More than 70% of firms have a positive outlook for the next 12 to 18 months. This is set against a backdrop where approximately 90% of participant firms felt that the economy would either stand still or be more challenging and 80% of participants thinking the same for the legal market.
It is interesting to see that firms are optimistic for their own future performance, but why could this be? Is it because management teams believe the future will bring change which creates business opportunities that they can capitalise upon? Or is it that they are being optimistic that current economic uncertainties will become clear and they will be back to ‘business as usual’? Perhaps they are simply confident that their firms are flexible and adaptable enough to meet future needs.
When it comes to the top three risks to their business, city and regional firms are in agreement on what matters most.
It is no surprise that retention of our key people is seen as business critical – your best people do more than deliver the work; they help shape the firm’s culture, define its client service and provide innovation for future improvement projects.
Last year, firms reported that a clear progression path, market rate remuneration package and a strong firm reputation were all deemed very important to retain the best people. All of these remain ‘must haves’ but firms are also adding agile working into the mix. With a continued focus on talent retention, 28% of regional firms also plan to change their employee benefit structure in the coming 18 months.
Keeping track of the ever-changing threats from cybercrime and fraud continues to be a burden for all law firm leaders and the investment in both time and cashflow can be significant. However, this investment wouldn’t be as significant as the impact of a serious fraud or data breach.
An average organisation should expect losses owing to fraud to account for between 3% to 6% of turnover, although in some cases it is as high as 10%.
Jim Gee, Crowe
The Financial Cost of Fraud 2019
While many firms undertake periodic review of their digital hygiene, authorisation controls and data protection processes, the threats are fast-paced and criminals are becoming even more innovative. It is likely that the move to a live, continuous monitoring programme will become the norm for all firms in the near future as they try to stay ahead of hackers and protect themselves and their clients from loss.
Financial outlay here should be seen as an investment, not a cost. Visible, robust information and transactional security could easily become one of the defining factors for law firm clients when they choose their advisor.
While the risks deemed to be business critical and higher priorities are as might be expected, there were a few surprising areas that firms consider a lower priority risk.
Despite much commentary on the potential for emerging tech-based and ‘new model’ firms to disrupt the market, most firms considered this to be a lower priority risk, along with the availability of funding and impact of Brexit.

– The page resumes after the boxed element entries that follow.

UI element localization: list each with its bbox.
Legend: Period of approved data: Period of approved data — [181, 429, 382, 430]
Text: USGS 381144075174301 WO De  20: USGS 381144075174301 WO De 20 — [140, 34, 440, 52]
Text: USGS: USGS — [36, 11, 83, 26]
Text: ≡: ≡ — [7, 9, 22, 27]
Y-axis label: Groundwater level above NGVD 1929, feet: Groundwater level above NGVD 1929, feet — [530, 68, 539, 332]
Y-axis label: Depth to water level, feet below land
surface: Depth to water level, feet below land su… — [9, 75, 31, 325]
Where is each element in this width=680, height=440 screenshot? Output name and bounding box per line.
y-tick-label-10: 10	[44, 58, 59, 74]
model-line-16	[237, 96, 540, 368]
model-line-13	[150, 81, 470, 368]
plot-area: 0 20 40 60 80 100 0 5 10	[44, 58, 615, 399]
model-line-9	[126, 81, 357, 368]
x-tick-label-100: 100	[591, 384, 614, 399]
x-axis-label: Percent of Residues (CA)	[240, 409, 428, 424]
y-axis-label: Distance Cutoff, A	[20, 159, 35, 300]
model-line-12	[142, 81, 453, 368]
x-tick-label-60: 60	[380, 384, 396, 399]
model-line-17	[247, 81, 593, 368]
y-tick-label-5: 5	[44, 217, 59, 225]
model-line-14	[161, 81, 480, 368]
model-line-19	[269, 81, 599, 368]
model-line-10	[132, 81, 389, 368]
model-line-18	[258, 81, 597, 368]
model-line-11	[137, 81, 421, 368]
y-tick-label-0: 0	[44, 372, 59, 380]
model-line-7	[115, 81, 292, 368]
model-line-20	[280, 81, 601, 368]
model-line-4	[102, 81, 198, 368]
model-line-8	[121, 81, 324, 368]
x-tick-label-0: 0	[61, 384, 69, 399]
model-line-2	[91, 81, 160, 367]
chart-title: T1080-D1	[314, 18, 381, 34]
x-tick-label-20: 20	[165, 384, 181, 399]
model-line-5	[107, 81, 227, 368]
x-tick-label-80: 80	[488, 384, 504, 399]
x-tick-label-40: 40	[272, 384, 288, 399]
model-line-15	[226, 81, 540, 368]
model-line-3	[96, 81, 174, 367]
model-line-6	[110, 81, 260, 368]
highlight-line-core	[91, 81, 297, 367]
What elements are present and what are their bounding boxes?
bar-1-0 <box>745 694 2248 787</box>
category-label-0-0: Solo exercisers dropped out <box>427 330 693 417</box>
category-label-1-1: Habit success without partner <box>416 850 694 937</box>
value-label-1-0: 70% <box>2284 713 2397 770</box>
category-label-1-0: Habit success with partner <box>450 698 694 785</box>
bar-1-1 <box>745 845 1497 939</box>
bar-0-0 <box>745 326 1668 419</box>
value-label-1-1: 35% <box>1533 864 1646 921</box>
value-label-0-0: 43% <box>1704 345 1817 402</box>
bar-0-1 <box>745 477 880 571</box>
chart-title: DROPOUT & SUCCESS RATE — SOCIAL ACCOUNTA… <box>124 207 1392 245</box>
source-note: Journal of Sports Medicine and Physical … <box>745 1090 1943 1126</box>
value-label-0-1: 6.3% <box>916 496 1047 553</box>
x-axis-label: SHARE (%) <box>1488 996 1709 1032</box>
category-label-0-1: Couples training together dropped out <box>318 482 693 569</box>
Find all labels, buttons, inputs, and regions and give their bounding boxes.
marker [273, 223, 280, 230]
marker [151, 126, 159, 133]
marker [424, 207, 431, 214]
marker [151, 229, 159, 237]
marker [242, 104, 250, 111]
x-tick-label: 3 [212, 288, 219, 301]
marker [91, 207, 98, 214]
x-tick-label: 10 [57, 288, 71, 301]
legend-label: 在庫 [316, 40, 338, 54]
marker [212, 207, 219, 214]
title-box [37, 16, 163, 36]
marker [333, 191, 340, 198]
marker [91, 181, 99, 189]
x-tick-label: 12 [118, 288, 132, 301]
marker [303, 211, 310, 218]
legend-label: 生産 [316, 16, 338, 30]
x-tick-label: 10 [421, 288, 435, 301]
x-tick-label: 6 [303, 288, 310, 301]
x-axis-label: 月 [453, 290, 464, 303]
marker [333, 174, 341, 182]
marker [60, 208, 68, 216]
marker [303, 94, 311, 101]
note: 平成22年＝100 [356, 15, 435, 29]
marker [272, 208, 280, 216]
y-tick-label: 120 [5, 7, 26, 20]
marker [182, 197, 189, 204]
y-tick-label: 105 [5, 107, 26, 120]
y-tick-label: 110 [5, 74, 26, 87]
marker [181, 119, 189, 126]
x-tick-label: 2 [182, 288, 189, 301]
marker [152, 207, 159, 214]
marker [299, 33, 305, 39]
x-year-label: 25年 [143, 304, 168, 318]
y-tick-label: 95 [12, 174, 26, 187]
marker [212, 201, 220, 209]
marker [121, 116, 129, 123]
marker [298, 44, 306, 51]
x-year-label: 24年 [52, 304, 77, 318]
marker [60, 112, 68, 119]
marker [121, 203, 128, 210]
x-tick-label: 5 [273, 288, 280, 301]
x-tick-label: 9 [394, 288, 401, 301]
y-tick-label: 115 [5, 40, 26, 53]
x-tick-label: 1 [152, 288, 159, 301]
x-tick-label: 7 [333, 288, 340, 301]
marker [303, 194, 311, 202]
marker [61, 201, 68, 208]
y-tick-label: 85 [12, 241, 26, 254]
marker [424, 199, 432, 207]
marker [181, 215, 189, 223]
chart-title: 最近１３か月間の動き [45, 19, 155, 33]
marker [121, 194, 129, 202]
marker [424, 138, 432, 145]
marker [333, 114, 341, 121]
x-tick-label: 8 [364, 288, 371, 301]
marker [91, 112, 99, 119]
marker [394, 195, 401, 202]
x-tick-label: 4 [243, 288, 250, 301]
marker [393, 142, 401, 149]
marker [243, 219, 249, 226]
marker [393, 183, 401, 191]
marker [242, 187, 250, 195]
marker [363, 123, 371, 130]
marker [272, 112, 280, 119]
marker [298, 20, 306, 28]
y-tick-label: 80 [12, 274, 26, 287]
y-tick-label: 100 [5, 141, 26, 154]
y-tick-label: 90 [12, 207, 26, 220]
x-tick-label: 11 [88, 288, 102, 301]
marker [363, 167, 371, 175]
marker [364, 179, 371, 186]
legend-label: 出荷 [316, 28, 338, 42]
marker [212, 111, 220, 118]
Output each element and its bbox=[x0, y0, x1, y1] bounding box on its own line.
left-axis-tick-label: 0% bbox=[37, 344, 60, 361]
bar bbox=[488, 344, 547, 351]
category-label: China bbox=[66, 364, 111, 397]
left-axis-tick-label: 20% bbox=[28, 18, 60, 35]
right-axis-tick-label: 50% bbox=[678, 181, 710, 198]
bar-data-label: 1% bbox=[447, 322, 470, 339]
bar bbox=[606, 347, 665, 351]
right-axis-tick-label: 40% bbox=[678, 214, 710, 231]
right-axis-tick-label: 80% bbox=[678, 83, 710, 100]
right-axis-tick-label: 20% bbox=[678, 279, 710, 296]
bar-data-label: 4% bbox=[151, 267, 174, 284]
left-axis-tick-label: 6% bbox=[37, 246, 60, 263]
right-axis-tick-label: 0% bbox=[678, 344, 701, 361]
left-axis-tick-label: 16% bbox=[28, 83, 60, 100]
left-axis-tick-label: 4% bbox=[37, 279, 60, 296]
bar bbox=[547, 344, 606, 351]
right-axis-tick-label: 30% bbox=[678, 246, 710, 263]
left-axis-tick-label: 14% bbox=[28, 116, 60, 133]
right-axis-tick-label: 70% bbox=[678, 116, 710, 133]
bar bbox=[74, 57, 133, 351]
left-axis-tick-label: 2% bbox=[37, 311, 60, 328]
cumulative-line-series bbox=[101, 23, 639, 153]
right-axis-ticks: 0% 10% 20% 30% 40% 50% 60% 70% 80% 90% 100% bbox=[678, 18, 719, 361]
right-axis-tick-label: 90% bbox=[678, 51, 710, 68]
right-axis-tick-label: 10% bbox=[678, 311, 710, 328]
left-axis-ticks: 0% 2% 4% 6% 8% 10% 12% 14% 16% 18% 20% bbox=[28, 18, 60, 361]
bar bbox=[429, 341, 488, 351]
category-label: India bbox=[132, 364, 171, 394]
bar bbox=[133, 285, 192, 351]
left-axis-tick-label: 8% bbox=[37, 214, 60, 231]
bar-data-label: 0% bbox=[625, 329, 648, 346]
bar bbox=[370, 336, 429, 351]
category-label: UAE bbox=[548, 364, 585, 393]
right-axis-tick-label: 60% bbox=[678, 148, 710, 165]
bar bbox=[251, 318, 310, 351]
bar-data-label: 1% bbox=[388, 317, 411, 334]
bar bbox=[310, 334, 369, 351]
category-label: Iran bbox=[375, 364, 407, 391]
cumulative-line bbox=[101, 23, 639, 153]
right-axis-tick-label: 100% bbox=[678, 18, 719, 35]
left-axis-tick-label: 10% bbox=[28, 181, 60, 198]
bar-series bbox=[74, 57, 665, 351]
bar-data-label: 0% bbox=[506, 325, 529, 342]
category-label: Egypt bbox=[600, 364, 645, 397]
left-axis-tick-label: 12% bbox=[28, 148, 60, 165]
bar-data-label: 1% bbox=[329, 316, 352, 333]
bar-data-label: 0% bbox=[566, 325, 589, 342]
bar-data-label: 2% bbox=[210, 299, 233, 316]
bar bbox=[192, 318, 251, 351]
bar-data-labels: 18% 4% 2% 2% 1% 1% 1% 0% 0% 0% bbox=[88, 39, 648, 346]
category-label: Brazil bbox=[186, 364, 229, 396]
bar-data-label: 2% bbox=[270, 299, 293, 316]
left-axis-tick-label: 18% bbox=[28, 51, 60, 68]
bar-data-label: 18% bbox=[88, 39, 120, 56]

While these risks are heavily driven by external factors and not so easily controlled, it remains important for firms to undertake a degree of scenario planning to ensure they are prepared for those big, often unexpected, sector‑wide changes which create huge opportunities or threats to the firm.
The Solicitors Regulation Authority (SRA) has now confirmed 25 November 2019 as the ‘go live’ date for its new regulatory model with a focus on simplicity, flexibility and improving access to law. There are a number of key changes, including:
There appears to be a difference of opinion between city and regional firms as to the benefits of the new regime. City firms view the changes to be minimal or a slight improvement on the current handbook, with fewer than one in 20 considering the new framework to be worse.
Regional firms are more polarised in their view; more than a quarter of regional firms view the new standards as worse or significantly worse than the current regime, but the same proportion see benefits and improvements.
Our view is that the new standards are evolution rather than revolution but do allow greater flexibility for those who choose to do things differently. The promised issue of more regular, timely and dynamic guidance by the SRA is likely to have a greater impact on firms as they will need to be able to respond quickly and demonstrate their resulting considerations and actions.
The new SRA Standards and Regulations permit much more flexibility for solicitors to operate outside of the traditional SRA authorised firm, for example as freelancers or within other professional services firms. It is interesting to note that firms do not currently view this as something that will have a big impact upon the sector.
So what do law firms think the future holds? The answer is that there is no clear view. Just over a fifth of regional firm participants think the biggest change will come from consolidation in the market, and this proportion rises to 37% of city firms. In our experience, there is greater activity and more merger conversations than there has been for quite a while, particularly amongst smaller firms who are dealing with succession planning.
When it comes to competition, city and regional firms identify different forces for change. A fifth of city firms believe the Big Four accounting firms and other professional service providers taking market share will have a marked impact on the sector. Contrast this with the one fifth of regional firms who see the rise of unregulated law firms as being a bigger cause of disruption.
This year's headline results show another year of steady performance. But look a little deeper and we find greater volatility in both revenue growth and profitability.